Lizette van Geene Een kwestie van controle
De onderbroek van Leo was veel te groot, zoals ze al verwachtte. Haar broer droeg ruim vallende boxershorts, zwart met witte strepen. Maar het ging om het concept en zijn ondergoed was een noodzakelijk kwaad. In eerste instantie overwoog ze zelfs om te kiezen voor een gedragen exemplaar — de geur en textuur van een gebruikte onderbroek leken haar een doeltreffende uitrusting. Ze zag er vanaf na een blik op het uitpuilende, vochtige wasgoed in zijn corduroy weekendtas.

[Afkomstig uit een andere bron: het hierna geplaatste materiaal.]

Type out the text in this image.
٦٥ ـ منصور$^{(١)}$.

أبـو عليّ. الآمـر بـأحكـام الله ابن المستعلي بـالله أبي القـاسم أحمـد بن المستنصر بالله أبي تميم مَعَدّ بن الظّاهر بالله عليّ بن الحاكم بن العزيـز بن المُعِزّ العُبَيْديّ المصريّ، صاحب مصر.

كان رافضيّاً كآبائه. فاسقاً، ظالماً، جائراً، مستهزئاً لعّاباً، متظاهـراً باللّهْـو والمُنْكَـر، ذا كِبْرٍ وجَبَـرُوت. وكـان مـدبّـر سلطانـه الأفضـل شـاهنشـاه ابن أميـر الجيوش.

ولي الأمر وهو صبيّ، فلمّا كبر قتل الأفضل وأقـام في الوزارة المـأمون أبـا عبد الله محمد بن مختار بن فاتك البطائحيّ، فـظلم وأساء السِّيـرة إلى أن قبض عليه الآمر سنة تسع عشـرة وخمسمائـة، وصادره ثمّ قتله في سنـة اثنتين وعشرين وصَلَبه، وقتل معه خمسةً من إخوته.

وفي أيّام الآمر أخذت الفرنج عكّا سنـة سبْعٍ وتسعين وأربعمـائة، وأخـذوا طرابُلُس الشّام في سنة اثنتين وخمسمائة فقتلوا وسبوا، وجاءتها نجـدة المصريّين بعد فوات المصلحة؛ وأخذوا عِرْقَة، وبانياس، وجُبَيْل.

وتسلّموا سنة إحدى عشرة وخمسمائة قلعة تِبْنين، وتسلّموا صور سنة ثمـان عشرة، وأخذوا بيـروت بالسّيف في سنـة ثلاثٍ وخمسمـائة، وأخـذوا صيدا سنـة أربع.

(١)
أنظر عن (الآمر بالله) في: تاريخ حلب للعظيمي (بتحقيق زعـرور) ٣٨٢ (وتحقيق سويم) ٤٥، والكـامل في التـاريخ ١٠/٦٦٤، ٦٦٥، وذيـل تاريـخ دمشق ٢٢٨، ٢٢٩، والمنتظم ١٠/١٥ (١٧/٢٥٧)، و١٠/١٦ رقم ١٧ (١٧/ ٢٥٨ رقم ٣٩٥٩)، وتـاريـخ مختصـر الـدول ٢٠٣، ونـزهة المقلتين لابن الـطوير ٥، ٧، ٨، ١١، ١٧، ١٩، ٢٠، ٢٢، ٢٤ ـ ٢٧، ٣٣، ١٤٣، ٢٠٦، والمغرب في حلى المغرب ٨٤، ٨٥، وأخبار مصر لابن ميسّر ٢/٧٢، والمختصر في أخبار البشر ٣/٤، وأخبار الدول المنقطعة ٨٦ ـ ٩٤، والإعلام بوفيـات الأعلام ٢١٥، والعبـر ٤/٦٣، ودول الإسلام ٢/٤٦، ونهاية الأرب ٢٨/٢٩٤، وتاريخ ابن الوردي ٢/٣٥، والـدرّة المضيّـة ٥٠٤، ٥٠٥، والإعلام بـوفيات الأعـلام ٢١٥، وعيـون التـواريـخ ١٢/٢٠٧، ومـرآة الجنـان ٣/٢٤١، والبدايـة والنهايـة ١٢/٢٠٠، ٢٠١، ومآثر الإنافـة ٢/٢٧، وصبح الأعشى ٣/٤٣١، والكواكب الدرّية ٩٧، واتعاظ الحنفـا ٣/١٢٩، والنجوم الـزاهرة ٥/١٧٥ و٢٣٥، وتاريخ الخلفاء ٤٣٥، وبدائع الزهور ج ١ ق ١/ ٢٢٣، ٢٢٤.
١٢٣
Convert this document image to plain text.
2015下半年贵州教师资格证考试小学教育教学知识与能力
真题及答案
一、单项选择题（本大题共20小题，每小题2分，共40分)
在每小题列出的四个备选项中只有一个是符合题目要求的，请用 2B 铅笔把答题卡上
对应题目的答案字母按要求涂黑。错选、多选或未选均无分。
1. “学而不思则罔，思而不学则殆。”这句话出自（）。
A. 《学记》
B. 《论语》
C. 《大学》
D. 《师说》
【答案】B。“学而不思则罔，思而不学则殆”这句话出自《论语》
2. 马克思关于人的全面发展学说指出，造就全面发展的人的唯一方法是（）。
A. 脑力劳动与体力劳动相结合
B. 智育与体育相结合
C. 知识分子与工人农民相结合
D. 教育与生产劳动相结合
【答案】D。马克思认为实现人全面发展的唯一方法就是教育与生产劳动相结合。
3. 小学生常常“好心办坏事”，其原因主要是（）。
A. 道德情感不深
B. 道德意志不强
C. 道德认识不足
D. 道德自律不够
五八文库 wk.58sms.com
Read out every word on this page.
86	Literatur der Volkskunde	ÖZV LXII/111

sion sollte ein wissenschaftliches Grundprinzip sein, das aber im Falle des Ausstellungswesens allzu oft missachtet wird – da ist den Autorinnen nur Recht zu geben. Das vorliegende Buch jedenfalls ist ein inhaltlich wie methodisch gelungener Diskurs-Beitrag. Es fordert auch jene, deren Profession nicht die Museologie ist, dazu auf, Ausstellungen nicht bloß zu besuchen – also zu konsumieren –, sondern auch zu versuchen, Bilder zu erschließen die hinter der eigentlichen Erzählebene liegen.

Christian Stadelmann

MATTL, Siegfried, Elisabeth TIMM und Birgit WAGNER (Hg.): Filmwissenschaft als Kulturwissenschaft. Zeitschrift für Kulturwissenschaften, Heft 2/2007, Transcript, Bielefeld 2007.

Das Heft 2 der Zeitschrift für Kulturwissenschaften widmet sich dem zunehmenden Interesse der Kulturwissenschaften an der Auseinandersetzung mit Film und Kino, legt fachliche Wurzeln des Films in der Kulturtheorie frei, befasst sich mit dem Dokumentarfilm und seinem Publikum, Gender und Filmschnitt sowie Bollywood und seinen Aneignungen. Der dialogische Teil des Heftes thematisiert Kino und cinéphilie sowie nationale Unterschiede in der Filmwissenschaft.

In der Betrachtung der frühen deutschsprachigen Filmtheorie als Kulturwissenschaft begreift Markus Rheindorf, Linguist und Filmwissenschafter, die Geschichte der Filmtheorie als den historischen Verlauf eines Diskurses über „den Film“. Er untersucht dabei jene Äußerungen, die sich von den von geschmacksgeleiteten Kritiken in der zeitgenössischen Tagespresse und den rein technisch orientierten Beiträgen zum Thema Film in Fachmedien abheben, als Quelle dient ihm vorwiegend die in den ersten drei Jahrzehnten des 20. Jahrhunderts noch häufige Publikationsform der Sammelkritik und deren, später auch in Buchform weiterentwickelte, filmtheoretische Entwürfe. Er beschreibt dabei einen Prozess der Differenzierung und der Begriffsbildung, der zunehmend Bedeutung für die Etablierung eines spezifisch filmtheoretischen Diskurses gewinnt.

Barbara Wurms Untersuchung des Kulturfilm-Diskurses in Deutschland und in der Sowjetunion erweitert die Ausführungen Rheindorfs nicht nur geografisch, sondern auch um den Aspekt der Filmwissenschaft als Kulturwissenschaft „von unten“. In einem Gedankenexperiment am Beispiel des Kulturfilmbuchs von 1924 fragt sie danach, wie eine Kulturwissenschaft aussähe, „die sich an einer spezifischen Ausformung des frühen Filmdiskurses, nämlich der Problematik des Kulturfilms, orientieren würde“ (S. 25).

De grauwe sneeuwlucht drukte op de stad, even vol van verwachting als zijzelf. Onder haar rok had de vrieskou vrij spel. Ze fietste zo hard ze kon. Zijn onderbroek schuurde langs de binnenkant van haar dijen en bood verder geen bescherming. Ze vroeg zich af of hij hetzelfde voelde. Al doordenkend verwonderde ze zich over de omvang van de boxershort. Hoe kon een los vallende broek in hemelsnaam zijn penis beschermen? Dan nog iets; deed het geen pijn? Of krult een piemel zich op zodra hij het zadel raakt, zoals een slak bij onheil in zijn huisje kruipt?
Op haar veertiende verjaardag, zeven jaar geleden, begreep ze dat een plasser niet alleen diende om te plassen. Ze snapte evenzeer dat haar moeder dat woord verkoos boven al die andere: piemel, penis, pik, lul, roede, jongeheer, lid. Er waren zoveel woorden om een piemel mee aan te duiden, maar geen van hen klonk zo welwillend, zo voorkomend en plooibaar, als plasser. Leo vertelde haar dat een man gemiddeld tien keer per dag aan seks denkt.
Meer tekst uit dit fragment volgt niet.